En general, las ventas externas cayeron tanto por razones de oferta (cuarentena obligatoria o voluntaria en muchos países) como de demanda, aunque las primeras (en conjunto) tuvieron un mayor peso (51 por ciento frente a 41 por ciento).
En primer lugar, el sondeo muestra que casi 8 de cada 10 empresas (el 77 por ciento) afirmaron que sus exportaciones cayeron en el primer trimestre. Pero llama la atención que de ese total, más de la tercera parte (un 36 por ciento) ha visto descolgadas en sus ventas superiores al 61 por ciento e incluso en la totalidad de lo que vendían antes de la crisis, en tanto que otro 21 por ciento registró caídas entre el 31 y el 60 por ciento.
Además, otro de los datos relevantes es que las empresas exportadoras de bienes finales fueron las más afectadas, ya que del total de firmas que experimentaron caídas en sus exportaciones, el 50 por ciento corresponde a este subgrupo, mientras que el 14 por ciento son exportadoras de insumos y 36 por ciento, de servicios.

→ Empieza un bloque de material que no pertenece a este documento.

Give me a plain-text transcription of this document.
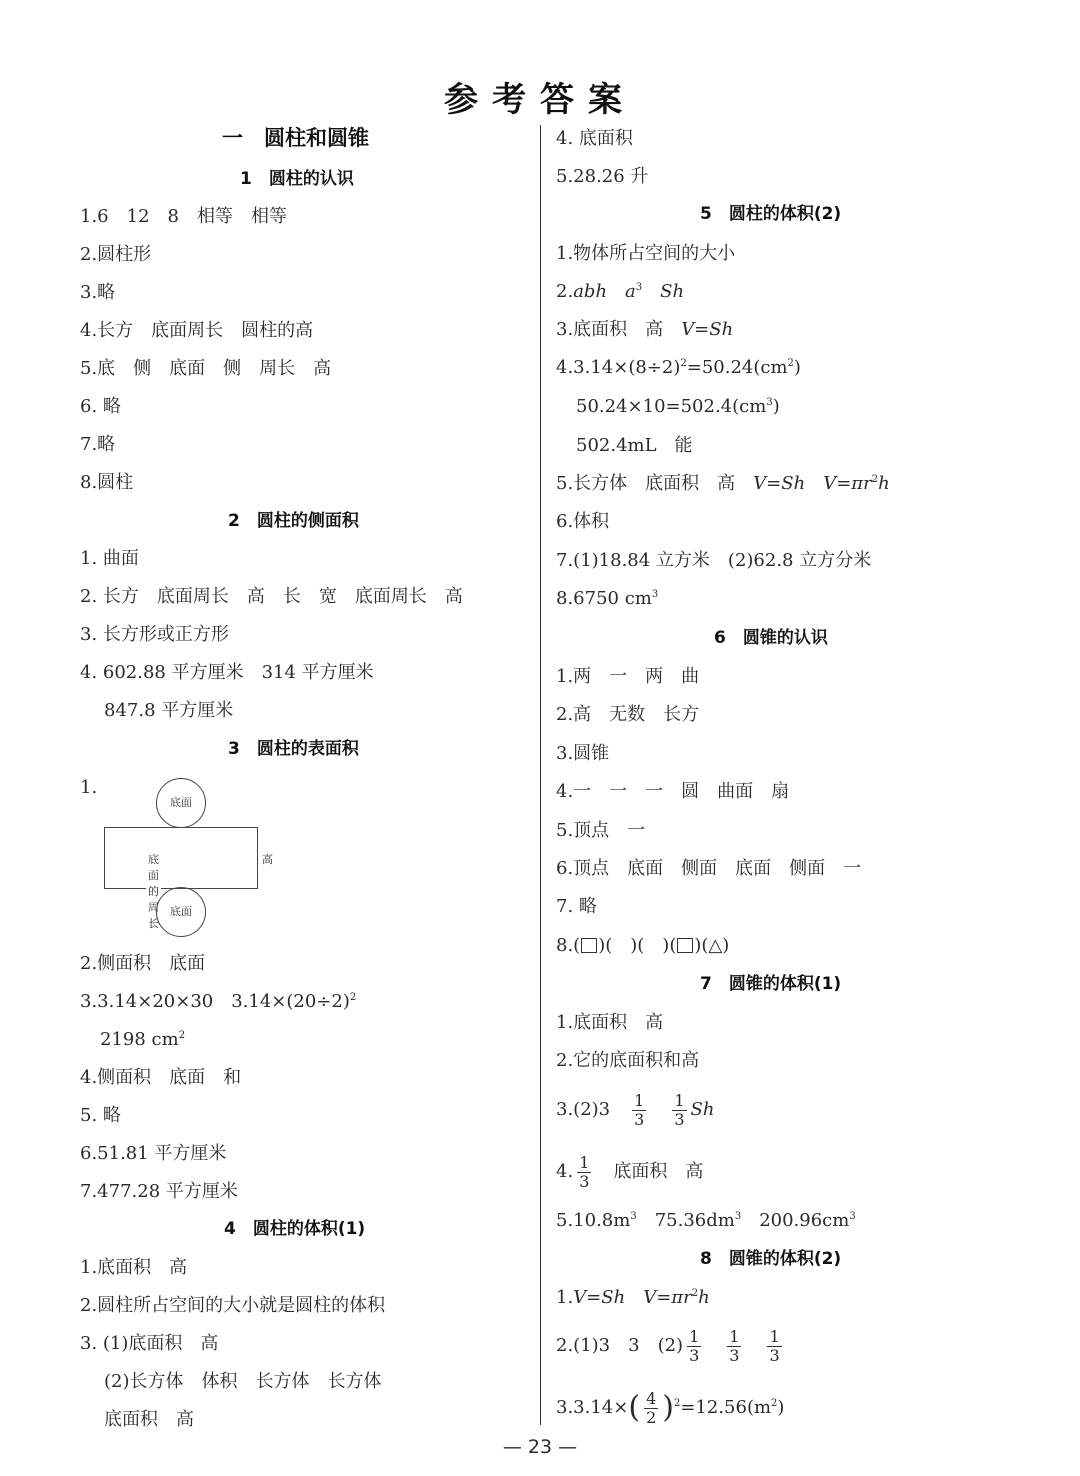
参考答案
一　圆柱和圆锥
1　圆柱的认识
1.6　12　8　相等　相等
2.圆柱形
3.略
4.长方　底面周长　圆柱的高
5.底　侧　底面　侧　周长　高
6. 略
7.略
8.圆柱
2　圆柱的侧面积
1. 曲面
2. 长方　底面周长　高　长　宽　底面周长　高
3. 长方形或正方形
4. 602.88 平方厘米　314 平方厘米
847.8 平方厘米
3　圆柱的表面积
1.
底面
底面的周长
高
底面
2.侧面积　底面
3.3.14×20×30　$3.14\times(20\div 2)^2$
2198 $cm^2$
4.侧面积　底面　和
5. 略
6.51.81 平方厘米
7.477.28 平方厘米
4　圆柱的体积(1)
1.底面积　高
2.圆柱所占空间的大小就是圆柱的体积
3. (1)底面积　高
(2)长方体　体积　长方体　长方体
底面积　高
4. 底面积
5.28.26 升
5　圆柱的体积(2)
1.物体所占空间的大小
2.abh　 $a^3$　 Sh
3.底面积　高　V=Sh
$4.3.14\times(8\div 2)^2=50.24(cm^2)$
$50.24\times 10=502.4(cm^3)$
502.4mL　能
5.长方体　底面积　高　V=Sh　 $V=\pi r^2h$
6.体积
7.(1)18.84 立方米　(2)62.8 立方分米
8.6750 $cm^3$
6　圆锥的认识
1.两　一　两　曲
2.高　无数　长方
3.圆锥
4.一　一　一　圆　曲面　扇
5.顶点　一
6.顶点　底面　侧面　底面　侧面　一
7. 略
8.( )(　)(　)( )(△)
7　圆锥的体积(1)
1.底面积　高
2.它的底面积和高
3.(2)3　 $\frac{1}{3}$
　 $\frac{1}{3}$ Sh
4. $\frac{1}{3}$
　 底面积　高
$5.10.8m^3$　 $75.36dm^3$　 $200.96cm^3$
8　圆锥的体积(2)
1.V=Sh　 $V=\pi r^2h$
2.(1)3　3　$(2) \frac{1}{3}$
　 $\frac{1}{3}$
　 $\frac{1}{3}$
$3.3.14\times( \frac{4}{2} )^2=12.56(m^2)$
— 23 —
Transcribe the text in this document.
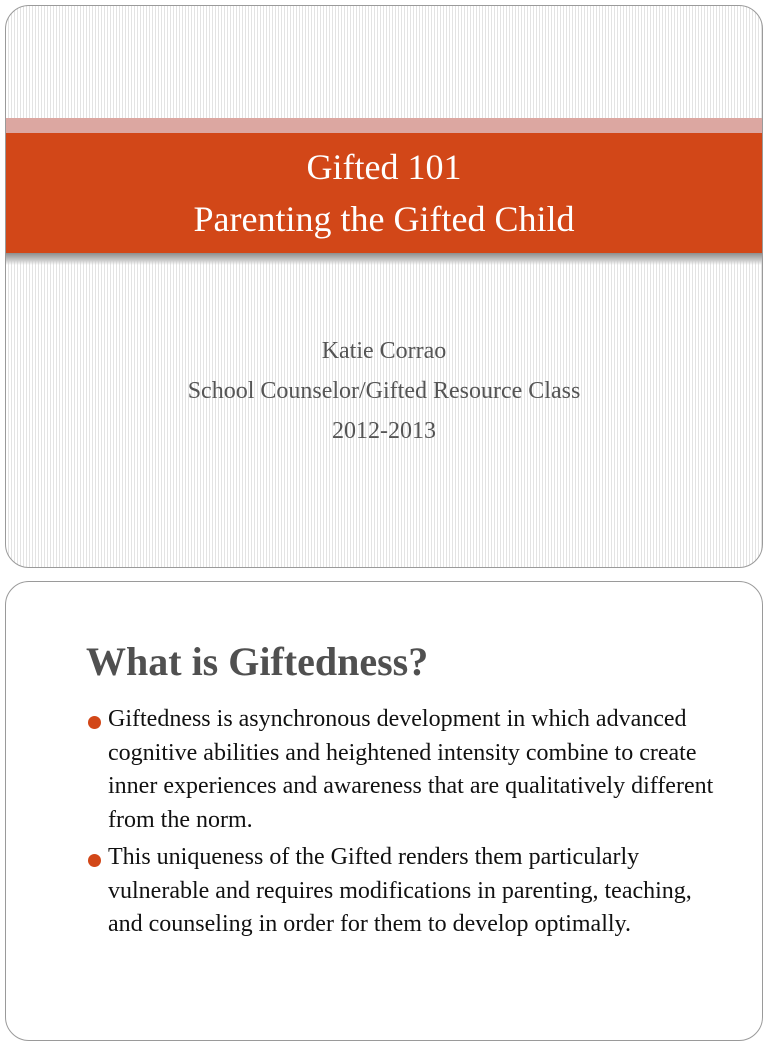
Gifted 101
Parenting the Gifted Child
Katie Corrao
School Counselor/Gifted Resource Class
2012-2013
What is Giftedness?
Giftedness is asynchronous development in which advanced cognitive abilities and heightened intensity combine to create inner experiences and awareness that are qualitatively different from the norm.
This uniqueness of the Gifted renders them particularly vulnerable and requires modifications in parenting, teaching, and counseling in order for them to develop optimally.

Y mientras que en la mayoría de países un punto en común han sido las ayudas de los gobiernos a las empresas, aquellas que tienen vocación exportadora manifiestan un alto nivel de descontento en este sentido, a tal punto que el 64 por ciento de las firmas consultadas dijeron no haber recibido ningún tipo de apoyo específico del sector público para sostener sus ventas externas desde el desenlace de la pandemia. Los principales apoyos otorgados incluyen otros incentivos fiscales, asistencia en la búsqueda de nuevos mercados y asistencia técnica, con porcentajes de apenas 10 por ciento, 6 por ciento y 5 por ciento, respectivamente.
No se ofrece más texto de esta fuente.